07. Adoption d’enfants

Nos sages enseignent : « Quiconque élève un orphelin ou une orpheline dans sa maison, le verset le lui impute comme s’il l’avait enfanté » (Méguila 13a). Le Talmud ne vise pas spécialement un orphelin dont les deux parents sont décédés : il peut aussi s’agir d’un enfant dont les parents sont vivants, mais ne peuvent répondre à tous ses besoins, physiques et psychiques. En effet, la source de cette parole des sages se trouve dans la figure de Moïse notre maître, qui est appelé fils de Batya, fille de Pharaon. Bien que Yokhéved fût sa mère, et qu’elle l’eût même allaité, Moïse, parce qu’il a été élevé par Batya, est considéré comme son fils.

Nos sages enseignent que celui qui a le mérite d’élever un orphelin ou une orpheline en sa maison, puis de le marier, le verset dit de lui : « Il pratique la charité en tout temps » (Ps 106, 3 ; Ketoubot 50a). Ils disent encore, dans le Midrach, que le Saint béni soit-Il possède des trésors pour rétribuer les justes, et que, parmi ces trésors, en figure un, spécialement prévu pour la rétribution de ceux qui élèvent des orphelins en leur foyer (Ex Rabba 45, 6).

Bien plus : certains décisionnaires estiment que le couple qui, en son foyer, élève un orphelin, accomplit par-là, véritablement, la mitsva de croître et multiplier. En effet, lorsque les sages déclarent que « le verset le leur impute comme s’ils l’avaient enfanté », ils visent le sens littéral de ces mots : de tels parents sont vraiment considérés comme les auteurs de ces enfants (cf. ‘Hokhmat Chelomo, Even Ha’ezer 1, 1). En tout état de cause, de l’avis même des autres décisionnaires, selon lesquels l’adoption n’est pas à prendre comme un véritable engendrement, il n’en reste pas moins, d’un certain point de vue, qu’il y a dans l’adoption une mitsva particulièrement grande, puisque les parents agissent bénévolement.

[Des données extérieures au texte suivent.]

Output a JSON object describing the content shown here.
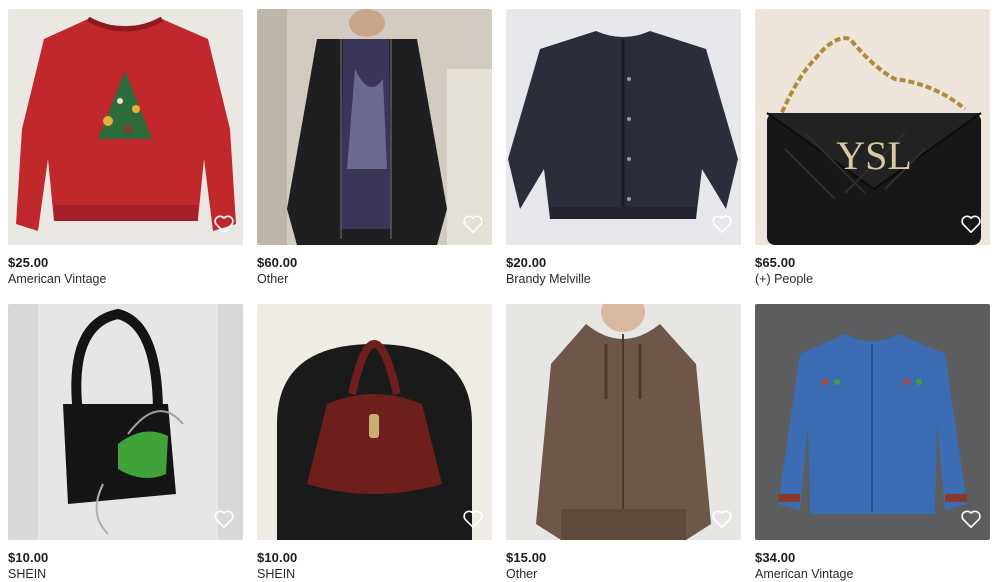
{
  "listings": [
    {
      "price": "$25.00",
      "brand": "American Vintage",
      "image_icon": "red-christmas-sweatshirt",
      "colors": {
        "bg": "#e9e6e1",
        "item": "#c0282c"
      }
    },
    {
      "price": "$60.00",
      "brand": "Other",
      "image_icon": "black-leather-jacket",
      "colors": {
        "bg": "#cfc8bd",
        "item": "#1f1f22"
      }
    },
    {
      "price": "$20.00",
      "brand": "Brandy Melville",
      "image_icon": "navy-bomber-jacket",
      "colors": {
        "bg": "#e6e7ea",
        "item": "#2a2c3a"
      }
    },
    {
      "price": "$65.00",
      "brand": "(+) People",
      "image_icon": "black-quilted-chain-bag",
      "colors": {
        "bg": "#ece4d8",
        "item": "#161616"
      }
    },
    {
      "price": "$10.00",
      "brand": "SHEIN",
      "image_icon": "black-and-green-bags",
      "colors": {
        "bg": "#dcdcdc",
        "item": "#141414"
      }
    },
    {
      "price": "$10.00",
      "brand": "SHEIN",
      "image_icon": "burgundy-leather-hobo-bag",
      "colors": {
        "bg": "#f0ece6",
        "item": "#6e1f1c"
      }
    },
    {
      "price": "$15.00",
      "brand": "Other",
      "image_icon": "brown-velour-zip-hoodie",
      "colors": {
        "bg": "#e7e5e2",
        "item": "#6e5748"
      }
    },
    {
      "price": "$34.00",
      "brand": "American Vintage",
      "image_icon": "denim-embroidered-jacket",
      "colors": {
        "bg": "#5d5e5f",
        "item": "#3c6cb4"
      }
    }
  ],
  "heart_icon": "heart-outline-icon"
}
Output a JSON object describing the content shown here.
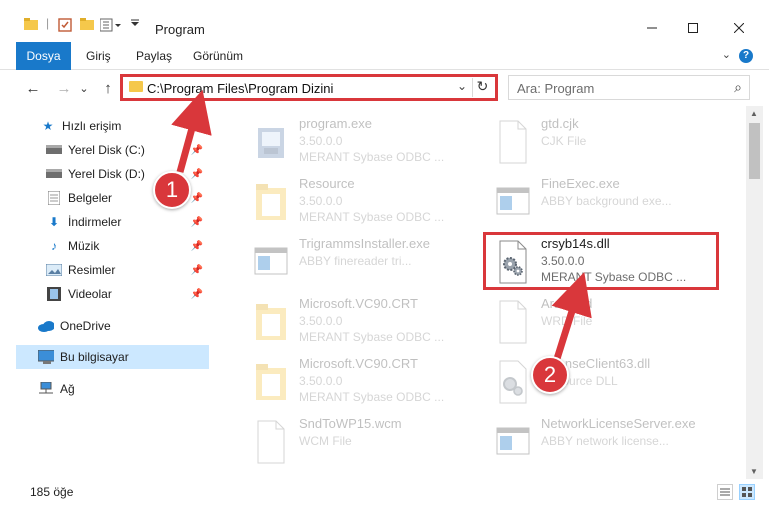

De même, nous apprenons, en matière d’honneur dû aux parents, que, bien que les enfants adoptifs ne soient pas, du point de vue du droit toranique, tenus à cette obligation, ils doivent, du point de vue de la morale toranique (moussar ha-Torah), accomplir tout ce que les enfants ordinaires doivent eux-mêmes accomplir, et même davantage, puisque c’est bénévolement que leurs parents adoptifs les ont accueillis.

De même, c’est une mitsva, pour les enfants adoptifs, que de prendre le deuil et de réciter le Qadich pour leurs parents adoptifs, après la mort de ceux-ci. La seule différence entre les deux types d’enfants, du point de vue de leurs obligations, est qu’il est interdit à un enfant ordinaire d’accomplir, sur la personne de ses parents, un soin médical entraînant un écoulement de sang, tandis que cela est permis à l’enfant adoptif (Pniné Halakha, Liqoutim III 1, 25).

Celui à qui il serait difficile d’élever un orphelin, ou d’aider à son éducation, peut donner de l’argent à une œuvre qui s’occupe d’enfants abandonnés, afin de répondre à leurs besoins et de les établir dans la vie ; par cela, lui aussi sera considéré comme associé à leur éducation, et, d’un certain point de vue, sera considéré comme les ayant enfantés. Plus l’assistance sera significative, plus importante sera sa part dans l’éducation.

Celui-là même qui aide des parents ordinaires à s’occuper de leur enfant, et à l’éduquer, est considéré dans une certaine mesure comme l’ayant enfanté. Ainsi que l’enseignent nos sages, Obed, fils de Ruth et de Boaz, est également nommé « fils de Noémie », car celle-ci s’associa à ses soins et à son éducation. Il est dit, en effet : « Les voisines désignèrent l’enfant, disant : “Un fils est né à Noémie !” Et elles l’appelèrent Obed. C’est le père d’Ichaï, père de David » (Ruth 4, 17 ; Sanhédrin 19b).